Ajoutez à cela un ego gros comme un pomelo et une attitude de pseudo-rébellion qui passe essentiellement par des chicanes dont tout le monde se contre-fiche et par des attaques totalement gratuites, et vous tirez le gros lot du groupe le plus insupportable de l’histoire de la musique. D’autant que les saillies des frères Gallagher, qui conservent encore à l'âge de 50 ans leurs mentalités d’ados attardés, visent indifféremment des groupes aussi vains et insipides qu’eux et d’authentiques artistes. Les frangins se chamaillent entre eux et insultent leurs rivaux de Blur, c’est ridicule mais grand bien leur en fasse ; mais qu’ils osent s’en prendre ainsi à Radiohead, à Nirvana, à Muse, à alt-J… c’est carrément indécent.
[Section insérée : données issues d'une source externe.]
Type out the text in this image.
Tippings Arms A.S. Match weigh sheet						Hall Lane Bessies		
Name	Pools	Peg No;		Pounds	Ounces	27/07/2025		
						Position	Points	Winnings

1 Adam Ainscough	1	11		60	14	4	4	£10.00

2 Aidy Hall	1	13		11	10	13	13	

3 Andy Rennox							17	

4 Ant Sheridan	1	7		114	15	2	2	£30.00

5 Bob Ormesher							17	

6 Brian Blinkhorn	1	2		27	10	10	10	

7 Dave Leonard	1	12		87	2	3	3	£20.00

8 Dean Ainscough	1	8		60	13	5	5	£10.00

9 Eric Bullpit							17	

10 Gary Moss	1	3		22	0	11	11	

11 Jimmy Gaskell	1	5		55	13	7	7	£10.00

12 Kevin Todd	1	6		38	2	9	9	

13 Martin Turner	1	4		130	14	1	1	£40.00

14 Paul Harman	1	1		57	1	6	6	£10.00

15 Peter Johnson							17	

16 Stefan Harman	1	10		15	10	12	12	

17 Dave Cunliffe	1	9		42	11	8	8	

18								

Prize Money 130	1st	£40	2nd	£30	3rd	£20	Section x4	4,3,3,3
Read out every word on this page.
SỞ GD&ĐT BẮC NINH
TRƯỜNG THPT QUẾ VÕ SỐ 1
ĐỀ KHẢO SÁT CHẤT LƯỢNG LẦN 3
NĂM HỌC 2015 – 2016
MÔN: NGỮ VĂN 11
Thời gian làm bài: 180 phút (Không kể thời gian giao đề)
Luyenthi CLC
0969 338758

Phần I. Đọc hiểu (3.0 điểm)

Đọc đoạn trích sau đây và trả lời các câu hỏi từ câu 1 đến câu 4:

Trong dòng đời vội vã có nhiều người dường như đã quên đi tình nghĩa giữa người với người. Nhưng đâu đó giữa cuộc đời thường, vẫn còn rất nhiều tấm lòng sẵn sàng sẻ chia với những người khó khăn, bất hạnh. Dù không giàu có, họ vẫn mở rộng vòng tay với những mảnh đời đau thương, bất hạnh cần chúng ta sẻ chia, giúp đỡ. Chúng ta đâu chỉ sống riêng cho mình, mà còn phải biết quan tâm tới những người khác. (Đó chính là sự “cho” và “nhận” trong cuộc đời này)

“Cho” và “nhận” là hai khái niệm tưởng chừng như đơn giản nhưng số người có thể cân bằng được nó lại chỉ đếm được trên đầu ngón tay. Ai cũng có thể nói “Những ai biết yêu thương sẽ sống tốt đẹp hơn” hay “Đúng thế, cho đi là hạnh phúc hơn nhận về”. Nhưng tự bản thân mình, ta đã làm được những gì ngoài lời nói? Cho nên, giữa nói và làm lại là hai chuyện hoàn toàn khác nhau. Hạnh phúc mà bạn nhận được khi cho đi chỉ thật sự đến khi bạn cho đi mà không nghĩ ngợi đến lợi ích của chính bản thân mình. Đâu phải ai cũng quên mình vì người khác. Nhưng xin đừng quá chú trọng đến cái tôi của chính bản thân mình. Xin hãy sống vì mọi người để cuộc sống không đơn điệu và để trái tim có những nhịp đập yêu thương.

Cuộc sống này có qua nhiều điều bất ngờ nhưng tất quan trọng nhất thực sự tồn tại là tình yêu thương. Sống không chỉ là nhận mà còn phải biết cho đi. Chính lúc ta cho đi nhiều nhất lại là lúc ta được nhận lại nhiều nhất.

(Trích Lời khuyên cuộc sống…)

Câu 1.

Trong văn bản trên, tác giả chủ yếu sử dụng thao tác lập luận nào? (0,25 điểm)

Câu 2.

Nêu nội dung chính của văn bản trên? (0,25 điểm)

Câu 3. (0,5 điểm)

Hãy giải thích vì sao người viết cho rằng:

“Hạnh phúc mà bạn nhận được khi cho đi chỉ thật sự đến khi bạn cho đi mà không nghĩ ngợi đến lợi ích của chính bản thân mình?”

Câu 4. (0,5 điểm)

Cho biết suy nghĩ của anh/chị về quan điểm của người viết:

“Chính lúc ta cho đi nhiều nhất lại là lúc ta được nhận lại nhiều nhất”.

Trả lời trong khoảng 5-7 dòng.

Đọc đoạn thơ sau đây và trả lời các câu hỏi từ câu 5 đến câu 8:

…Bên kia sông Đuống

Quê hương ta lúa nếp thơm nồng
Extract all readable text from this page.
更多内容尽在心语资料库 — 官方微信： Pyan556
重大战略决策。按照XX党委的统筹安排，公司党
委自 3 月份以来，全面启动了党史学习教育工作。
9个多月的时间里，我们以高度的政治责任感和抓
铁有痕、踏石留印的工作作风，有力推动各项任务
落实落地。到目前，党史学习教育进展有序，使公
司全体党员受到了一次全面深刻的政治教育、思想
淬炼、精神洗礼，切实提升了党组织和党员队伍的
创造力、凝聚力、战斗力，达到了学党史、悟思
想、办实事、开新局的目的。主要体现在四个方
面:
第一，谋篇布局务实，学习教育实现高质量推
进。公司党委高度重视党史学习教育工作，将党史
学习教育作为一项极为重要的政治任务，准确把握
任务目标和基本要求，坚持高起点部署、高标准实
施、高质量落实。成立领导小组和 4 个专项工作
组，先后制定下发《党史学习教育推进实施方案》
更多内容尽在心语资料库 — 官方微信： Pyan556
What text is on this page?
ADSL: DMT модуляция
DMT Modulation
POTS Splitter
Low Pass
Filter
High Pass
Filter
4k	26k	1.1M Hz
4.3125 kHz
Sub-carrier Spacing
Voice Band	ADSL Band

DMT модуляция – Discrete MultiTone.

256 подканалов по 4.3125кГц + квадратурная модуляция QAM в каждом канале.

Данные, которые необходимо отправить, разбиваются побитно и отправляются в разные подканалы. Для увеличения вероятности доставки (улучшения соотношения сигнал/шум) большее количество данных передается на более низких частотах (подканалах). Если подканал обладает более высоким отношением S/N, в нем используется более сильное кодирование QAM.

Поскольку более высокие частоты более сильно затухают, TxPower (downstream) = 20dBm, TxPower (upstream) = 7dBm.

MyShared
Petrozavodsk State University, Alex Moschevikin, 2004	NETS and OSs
Mieux vaut en rire après tout. Quand on connaît le chef d’œuvre The Bends de Radiohead paru un an après Definitely Maybe, la série de tweets de Liam Gallagher bourré qui est « forcé » d’écouter cet album à une soirée (pauvre chou !) revêtent un aspect comique aux dépens de leur auteur. Ou de triste si l’on songe que cela masque peut-être une profonde jalousie.


Le pire, dans tout ça, est peut-être que leur mégalomanie se double d’un crime de lèse-majesté, car leur sentiment de supériorité s’étend même aux Beatles, qui sont infiniment plus qu’eux, et sans qui ils ne seraient rien. Ainsi, selon Noël Gallagher : « Lennon avait raison les Beatles étaient plus célèbres que Jésus. Nous sommes donc plus grands que Jésus, et bientôt plus grands que les Beatles ». Même pas foutu de faire un syllogisme correctement… Et pourquoi pas « plus gros que Dieu », tant qu’à faire ? Oh, wait! Qu’est-ce que tu dis, Liam ? « Si je n’étais pas musicien, je ne sais pas. Je serais Dieu, peut-être ? Ce serait un bon boulot ». Tout est dit.


Terminons, pour le plaisir, par une dernière citation du père Noël : « J'adore mes fans, mais à part eux je hais tout le monde ». Tu aimerais peut-être, mon cher, que « tout le monde à part tes fans » te le rende bien. Même pas, en fait : en 2020, alors que la musique est toujours plus féconde en créations originales qui demeureront inaccessibles à ton ego de clown boursouflé, tes élucubrations suscitent à peu près autant d’intérêt que les cris inaudibles d’une larve échouée sur la plage au bord d’une falaise. Oasis est ce que le rock anglo-saxon a enfanté de moins glorieux en termes de qualité musicale mais aussi d’image, notamment auprès du public peu initié au rock (terme qui pourrait être banni tant il veut tout et rien dire). Une large frange du public a en partie du rock cette image déplorable, ce qui est bien dommage. Alors pitié les gars, commencez par fermer vos grandes gueules puis allez vous refaire une éducation.